Tuesday, August 16, 2011

Hanging Out vs Dating

Back in 2005, Elder Dallin H Oaks spoke at a CES Fireside. Part of his talk centered on the topic of dating vs hanging out. An excerpt of this section of the address was printed in the June 2006 Ensign and can be found here.

Just after he gave this talk, I saw incidents of "hanging out" drop to near zero. However, Elder Oaks didn't say "don't hang out."

In fact, there was a column in the Deseret News this week titled "Hanging out, hooking up — why not date?" that implied that hanging out was wrong. However, I'm of the opinion that never hanging out is a bad idea.

Let's look at what Elder Oaks said:

An occasional group activity is OK, but when you see men who make hanging out their primary interaction with the opposite sex, I think you should lock the pantry and bolt the front door.

Yes, it is OK to get a group together. However, don't let it be an every weekend type of thing.

I know a group of women who do hang out every weekend. However, they do it without any men present (because they don't invite men). In fact, I have known several guys who have asked out girls from this group but have been turned down in favor of these "Girl's Nights Out." And then these women wonder why they aren't married.

So, get those (co-ed) groups together. When you get invited to a function, it's better than sitting at home doing nothing on a Friday or Saturday night. It's a great opportunity to meet other people, and who knows what it will lead to.

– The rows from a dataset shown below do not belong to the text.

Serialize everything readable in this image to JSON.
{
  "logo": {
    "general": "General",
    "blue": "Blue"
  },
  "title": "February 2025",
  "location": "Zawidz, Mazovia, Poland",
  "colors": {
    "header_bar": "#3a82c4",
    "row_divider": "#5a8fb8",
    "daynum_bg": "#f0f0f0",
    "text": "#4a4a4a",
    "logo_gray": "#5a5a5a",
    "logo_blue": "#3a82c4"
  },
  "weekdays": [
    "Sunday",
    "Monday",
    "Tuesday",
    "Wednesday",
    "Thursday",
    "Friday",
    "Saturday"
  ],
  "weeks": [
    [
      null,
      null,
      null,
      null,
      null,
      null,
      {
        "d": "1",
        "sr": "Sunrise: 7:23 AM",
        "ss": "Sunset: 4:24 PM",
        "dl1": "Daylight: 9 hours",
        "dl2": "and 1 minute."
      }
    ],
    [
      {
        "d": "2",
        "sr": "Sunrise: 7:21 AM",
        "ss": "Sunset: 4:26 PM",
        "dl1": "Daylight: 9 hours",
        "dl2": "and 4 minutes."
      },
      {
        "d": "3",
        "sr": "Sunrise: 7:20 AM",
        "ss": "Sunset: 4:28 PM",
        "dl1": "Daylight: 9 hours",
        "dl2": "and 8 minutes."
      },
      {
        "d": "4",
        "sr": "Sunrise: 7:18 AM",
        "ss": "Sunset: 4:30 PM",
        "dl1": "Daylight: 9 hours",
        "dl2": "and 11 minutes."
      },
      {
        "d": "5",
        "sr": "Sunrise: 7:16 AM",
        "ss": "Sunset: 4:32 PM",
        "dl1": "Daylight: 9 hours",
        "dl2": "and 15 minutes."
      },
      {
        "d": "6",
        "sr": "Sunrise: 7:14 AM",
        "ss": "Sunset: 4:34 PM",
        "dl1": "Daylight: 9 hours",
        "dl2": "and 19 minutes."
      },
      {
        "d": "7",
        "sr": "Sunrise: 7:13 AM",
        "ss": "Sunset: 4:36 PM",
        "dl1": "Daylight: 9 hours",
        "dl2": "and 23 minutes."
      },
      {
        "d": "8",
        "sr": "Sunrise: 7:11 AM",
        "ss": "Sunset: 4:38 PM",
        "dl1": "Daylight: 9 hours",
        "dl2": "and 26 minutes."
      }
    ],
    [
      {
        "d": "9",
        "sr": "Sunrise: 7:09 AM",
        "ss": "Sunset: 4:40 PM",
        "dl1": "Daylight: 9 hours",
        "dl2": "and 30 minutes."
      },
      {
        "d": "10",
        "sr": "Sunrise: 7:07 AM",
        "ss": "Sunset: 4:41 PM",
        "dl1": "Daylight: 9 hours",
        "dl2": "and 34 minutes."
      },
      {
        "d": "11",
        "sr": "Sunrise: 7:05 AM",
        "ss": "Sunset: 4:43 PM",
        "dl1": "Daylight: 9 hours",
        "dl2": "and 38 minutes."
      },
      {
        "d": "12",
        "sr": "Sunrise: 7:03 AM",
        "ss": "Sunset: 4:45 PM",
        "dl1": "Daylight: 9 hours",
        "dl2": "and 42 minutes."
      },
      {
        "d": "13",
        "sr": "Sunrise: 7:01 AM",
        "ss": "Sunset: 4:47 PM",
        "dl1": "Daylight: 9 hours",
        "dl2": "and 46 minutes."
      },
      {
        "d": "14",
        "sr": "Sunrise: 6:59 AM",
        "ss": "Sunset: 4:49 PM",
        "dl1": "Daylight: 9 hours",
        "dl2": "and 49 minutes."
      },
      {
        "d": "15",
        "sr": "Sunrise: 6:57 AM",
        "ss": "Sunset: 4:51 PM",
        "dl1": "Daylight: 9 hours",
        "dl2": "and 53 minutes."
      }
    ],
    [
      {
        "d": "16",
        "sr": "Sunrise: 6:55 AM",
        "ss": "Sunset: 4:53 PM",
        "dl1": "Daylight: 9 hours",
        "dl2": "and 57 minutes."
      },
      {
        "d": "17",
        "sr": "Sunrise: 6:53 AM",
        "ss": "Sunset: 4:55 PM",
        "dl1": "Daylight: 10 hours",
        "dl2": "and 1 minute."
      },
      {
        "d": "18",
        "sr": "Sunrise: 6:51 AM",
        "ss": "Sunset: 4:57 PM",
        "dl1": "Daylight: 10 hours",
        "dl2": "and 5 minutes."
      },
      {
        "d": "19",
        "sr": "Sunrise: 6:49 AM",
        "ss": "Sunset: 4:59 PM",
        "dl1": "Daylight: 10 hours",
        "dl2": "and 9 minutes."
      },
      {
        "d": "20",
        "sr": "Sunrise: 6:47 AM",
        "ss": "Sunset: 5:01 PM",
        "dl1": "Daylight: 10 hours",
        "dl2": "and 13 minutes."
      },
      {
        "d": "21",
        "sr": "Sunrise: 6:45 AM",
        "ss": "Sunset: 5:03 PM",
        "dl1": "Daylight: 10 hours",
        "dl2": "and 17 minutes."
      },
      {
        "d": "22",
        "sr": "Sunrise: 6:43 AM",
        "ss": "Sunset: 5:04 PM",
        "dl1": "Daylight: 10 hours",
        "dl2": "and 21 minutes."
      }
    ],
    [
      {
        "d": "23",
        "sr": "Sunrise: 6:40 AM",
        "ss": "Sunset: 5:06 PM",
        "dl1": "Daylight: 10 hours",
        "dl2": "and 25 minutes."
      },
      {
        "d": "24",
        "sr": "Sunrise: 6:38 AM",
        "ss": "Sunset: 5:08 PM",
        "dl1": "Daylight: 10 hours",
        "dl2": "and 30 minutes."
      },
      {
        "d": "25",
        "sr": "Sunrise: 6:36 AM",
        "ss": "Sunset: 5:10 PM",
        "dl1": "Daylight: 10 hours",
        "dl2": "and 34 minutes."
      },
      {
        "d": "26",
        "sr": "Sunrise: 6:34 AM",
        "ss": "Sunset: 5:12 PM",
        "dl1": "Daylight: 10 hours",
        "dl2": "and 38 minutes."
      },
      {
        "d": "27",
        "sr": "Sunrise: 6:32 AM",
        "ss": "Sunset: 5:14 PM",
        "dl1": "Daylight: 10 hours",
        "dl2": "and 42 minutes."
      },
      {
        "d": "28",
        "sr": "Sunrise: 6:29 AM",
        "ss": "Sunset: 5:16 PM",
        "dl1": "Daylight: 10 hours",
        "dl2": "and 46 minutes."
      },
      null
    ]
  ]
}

Outside of Church, I don't have many opportunities to meet other Single Mormons. Hanging out with friends (and their friends) is a great way to meet new people.

Oh, and I'd like to close with something else Elder Oaks had to say:

And, young women, please make it easier for these shy males to ask for a simple, inexpensive date. Part of making it easier is to avoid implying that a date is something very serious. If we are to persuade young men to ask for dates more frequently, we must establish a mutual expectation that to go on a date is not to imply a continuing commitment. Finally, young women, if you turn down a date, be kind. Otherwise you may crush a nervous and shy questioner and destroy him as a potential dater, and that could hurt some other sister.

It's an invite for a date, not a proposal of marriage.

-Bob

Wednesday, May 18, 2011

Quoting Seinfeld in Sacrament Meeting

So, you're asked to give a Sacrament Meeting talk on Mother's Day in your Midsingles Ward, and the only topic you are given is to talk about something related to Mother's Day. So What do you speak on?

Finding the Mother of Your Future Children. Yep.

And, it was a classic. It started with a quote from National Lampoon's Christmas Vacation and then a few minutes later threw in a Spiderman reference. However, the part that took the cake was when he quoted the TV show Seinfeld.

I take that back. He didn't just read a quote from Seinfeld -- he recited part of a scene. What he quoted is this:



You may need to watch the whole scene to get it all, but it's pretty funny.

Anyway, I digress. I was going to make fun of this "Gospel according to Seinfeld" talk, but then I realized something.

"If every instinct you have is wrong, the opposite would have to be right."

I'm too much like "normal George." I need to be more like "opposite George."

Or, more specifically, Opposite Bob.

I'll let you know how it goes.

Monday, May 16, 2011

Welcome to the Ward of Misfit Toys

So,I had this old attempt at a dating blog sitting around with 53 posts, the last one over a year ago. So, when a good friend suggested I turn my adventures in my new ward into a blog, I knew what I had to do -- transform this one.

So, what is my new ward, and why would it's stories make a good blog?

A few months ago, I turned 32. That meant that I had blown right past being a "Young Single Adult" (Yeah,I know that I really blew past it when I turned 31. Humor me a little). That meant it was time to leave my YSA Ward. I had two choices of where to go -- a "Family" Ward or a "Midsingles (31-45)" Ward.

After much prayer, I decided to attend the Midsingles Ward. A friend had tried it last summer, and had dubbed it the "Ward of Misfit Toys." The first week I attended the ward, I looked around and thought he was right. And then someone came and invited me over to his house to play Dungeons and Dragons, and I knew I was in the wrong place.

However, on the drive home, I realized that I, too, was a misfit toy. And, let's face it, if you are single Mormon over the age of 31, you, too, are a misfit toy to some degree.

And in the following weeks of trying out the ward, I realized that one major benefit of being in a Ward of Misfit toys is that they follow what I like to call the "Mr Rogers Principle" -- they like you just the way you are.

More than that, they are free to be themselves. And that makes the ward awesome. And funny.

So, I will not post things on here to offend or to make fun of anybody. However, I will find humor in my learning moments, and hope that the things you read here can not only bring joy into your life, but can also help you grow.